Пятно на потолке за ночь не стало больше, но и исчезнуть само по себе тоже явно не собиралось. Дождавшись десяти часов, Сашка принялся названивать в жилконтору, но за полчаса только три раза пробился через короткие гудки, и все три раза попадал в разные места — в квартиру и в некую фирму «Алина», где секретарша с ходу поинтересовалась, не из налоговой инспекции ли он. Судя по ее голосу, налогового инспектора ожидало в этой фирме немало приятных сюрпризов, но Сашка честно ответил «нет» и повесил трубку.

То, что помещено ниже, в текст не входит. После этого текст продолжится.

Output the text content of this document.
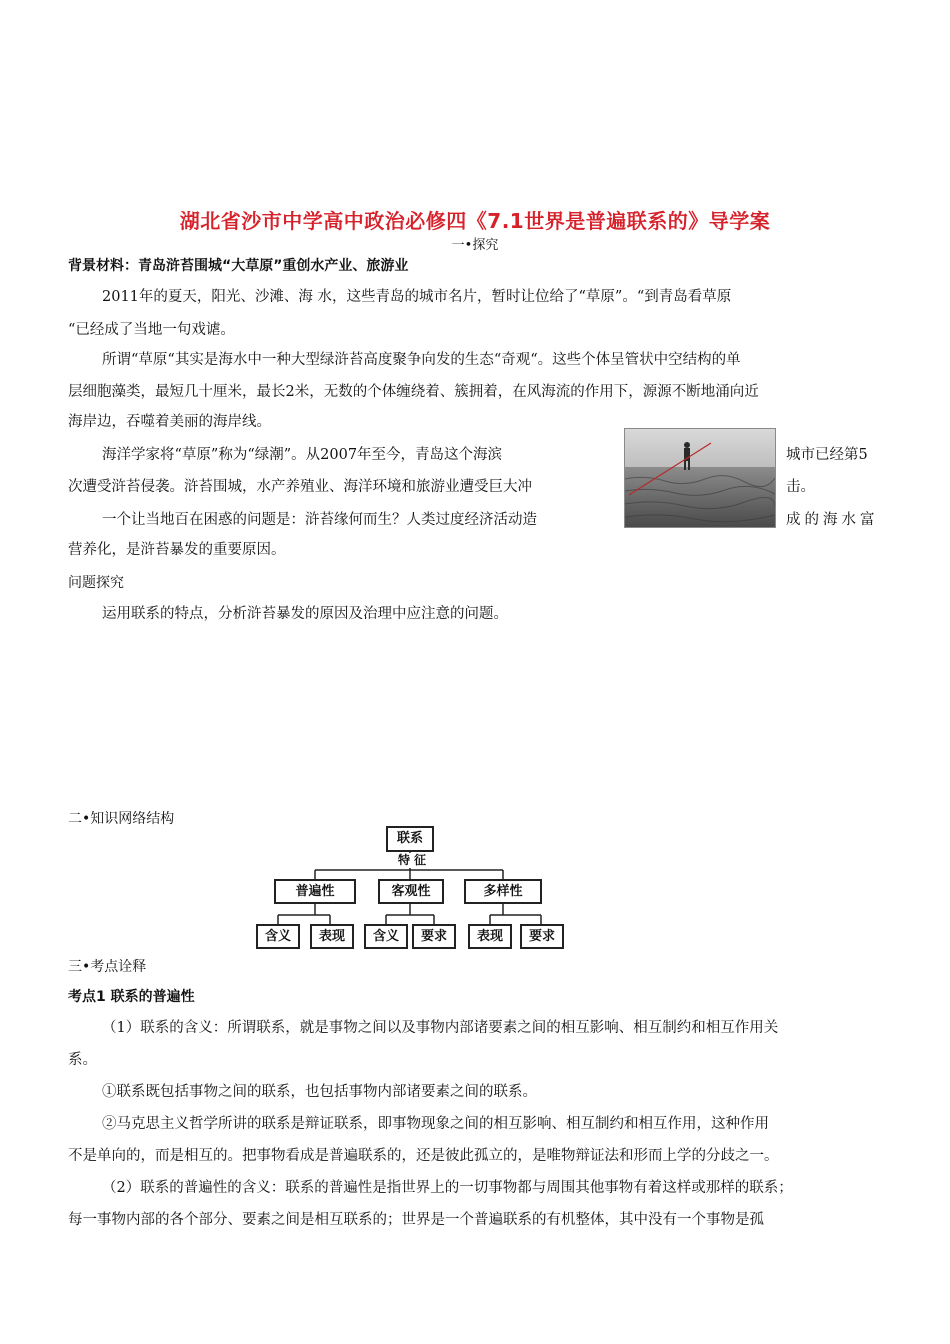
湖北省沙市中学高中政治必修四《7.1世界是普遍联系的》导学案
一•探究
背景材料：青岛浒苔围城“大草原”重创水产业、旅游业
2011年的夏天，阳光、沙滩、海 水，这些青岛的城市名片，暂时让位给了“草原”。“到青岛看草原
“已经成了当地一句戏谑。
所谓“草原“其实是海水中一种大型绿浒苔高度聚争向发的生态“奇观“。这些个体呈管状中空结构的单
层细胞藻类，最短几十厘米，最长2米，无数的个体缠绕着、簇拥着，在风海流的作用下，源源不断地涌向近
海岸边，吞噬着美丽的海岸线。
海洋学家将“草原”称为“绿潮”。从2007年至今，青岛这个海滨	城市已经第5
次遭受浒苔侵袭。浒苔围城，水产养殖业、海洋环境和旅游业遭受巨大冲	击。
一个让当地百在困惑的问题是：浒苔缘何而生？人类过度经济活动造	成的海水富
营养化，是浒苔暴发的重要原因。
问题探究
运用联系的特点，分析浒苔暴发的原因及治理中应注意的问题。
二•知识网络结构
联系
特征
普遍性	客观性	多样性
含义	表现	含义	要求	表现	要求
三•考点诠释
考点1 联系的普遍性
（1）联系的含义：所谓联系，就是事物之间以及事物内部诸要素之间的相互影响、相互制约和相互作用关
系。
①联系既包括事物之间的联系，也包括事物内部诸要素之间的联系。
②马克思主义哲学所讲的联系是辩证联系，即事物现象之间的相互影响、相互制约和相互作用，这种作用
不是单向的，而是相互的。把事物看成是普遍联系的，还是彼此孤立的，是唯物辩证法和形而上学的分歧之一。
（2）联系的普遍性的含义：联系的普遍性是指世界上的一切事物都与周围其他事物有着这样或那样的联系；
每一事物内部的各个部分、要素之间是相互联系的；世界是一个普遍联系的有机整体，其中没有一个事物是孤
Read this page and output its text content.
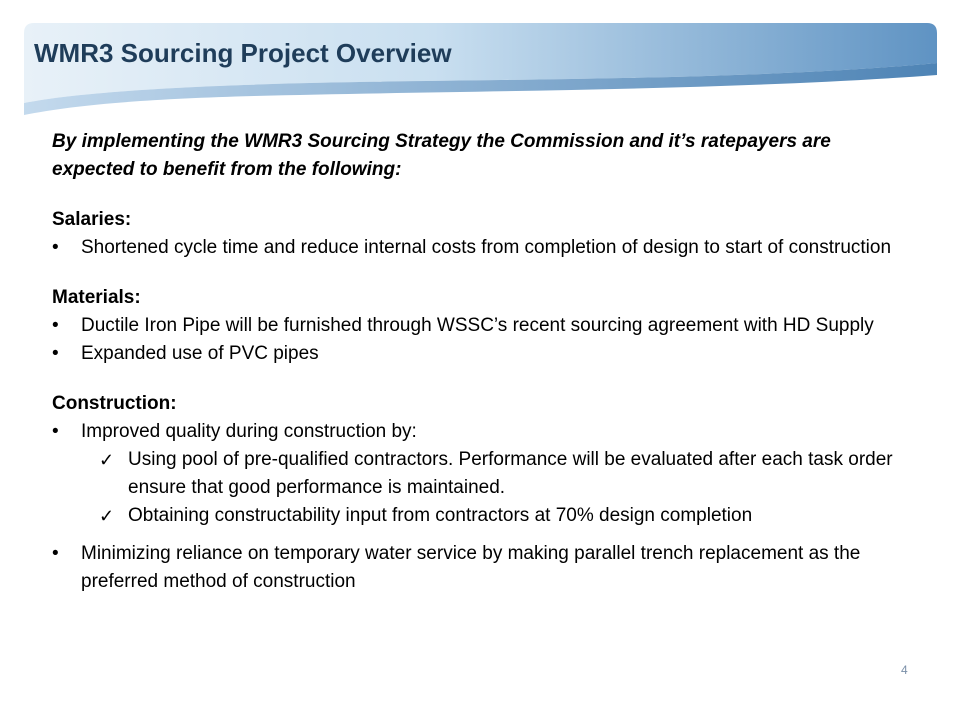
WMR3 Sourcing Project Overview

By implementing the WMR3 Sourcing Strategy the Commission and it’s ratepayers are expected to benefit from the following:

Salaries:

• Shortened cycle time and reduce internal costs from completion of design to start of construction

Materials:

• Ductile Iron Pipe will be furnished through WSSC’s recent sourcing agreement with HD Supply
• Expanded use of PVC pipes

Construction:

• Improved quality during construction by:
✓ Using pool of pre-qualified contractors. Performance will be evaluated after each task order ensure that good performance is maintained.
✓ Obtaining constructability input from contractors at 70% design completion
• Minimizing reliance on temporary water service by making parallel trench replacement as the preferred method of construction
4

А в третий раз он услышал:
— Дневальный по дежурной роте… — и фамилия, что-то вроде Нелупибатько.
Сашка грозно скомандовал:
— Смир-на! — и с удовольствие послушал, как на другом конце провода что-то громыхнуло, после чего попытки прекратил.
Для разнообразия он попробовал дозвониться до друзей.
Гарик все еще не прилетел из Сибири, куда умотал месяц назад на заработки, стрелять каких-то несчастных зверьков.
Козя оказался в местной командировке.
Решив, что застанет коварную АТС врасплох, Сашка набрал нужный номер «вдруг», но звонок в ЖЭК привел к совершенно неожиданному результату: раздраженный женский голос пообещал: «Еще один звонок, и я милицию вызову, понял, подонок?!»
Доказывать в милиции свою непричастность к неизвестному телефонному хулигану не хотелось совершенно, и поэтому Воронков решил дойти до конторы лично, тем более что и Джой уже несколько раз демонстративно подбегал к двери, делая вид, что сейчас будет процарапывать в ней дыру.
На этот раз лифт оказался на первом этаже, но в остальном повторилась вчерашняя история: никакой реакции на попытки вызвать, а когда Сашка уже выходил из подъезда, лязгнула дверь и темное пятно кабины поползло по «градуснику» вверх.
— Не везет так не везет! — сообщил Воронков Джою и добавил: — Похоже, что сейчас еще и дождь начнется, даром что с утра ясно было.
Песя глянул на небо и негромко гавкнул.
Действительно, где-то вдали, над рекой, ясно видимые солнечные лучи пробивались сквозь облака вниз, но над «бульваром» небо было хмурым, а на сером асфальте явственно выделялись черные мокрые пятнышки.
Поняв правоту хозяина, Джой свои дела затягивать не стал, и уже через несколько минут они с Сашкой быстрым шагом направлялись домой, ежась под новыми и новыми каплями.
Лифт? Сашка нажал на кнопку, уже заранее зная, что его ожидает. Жалко, рядом никого нет, а то можно было бы пари заключить! Интересно, а когда он поднимется на самый верх, к своей квартире, этот зловредный подъемник снова заработает?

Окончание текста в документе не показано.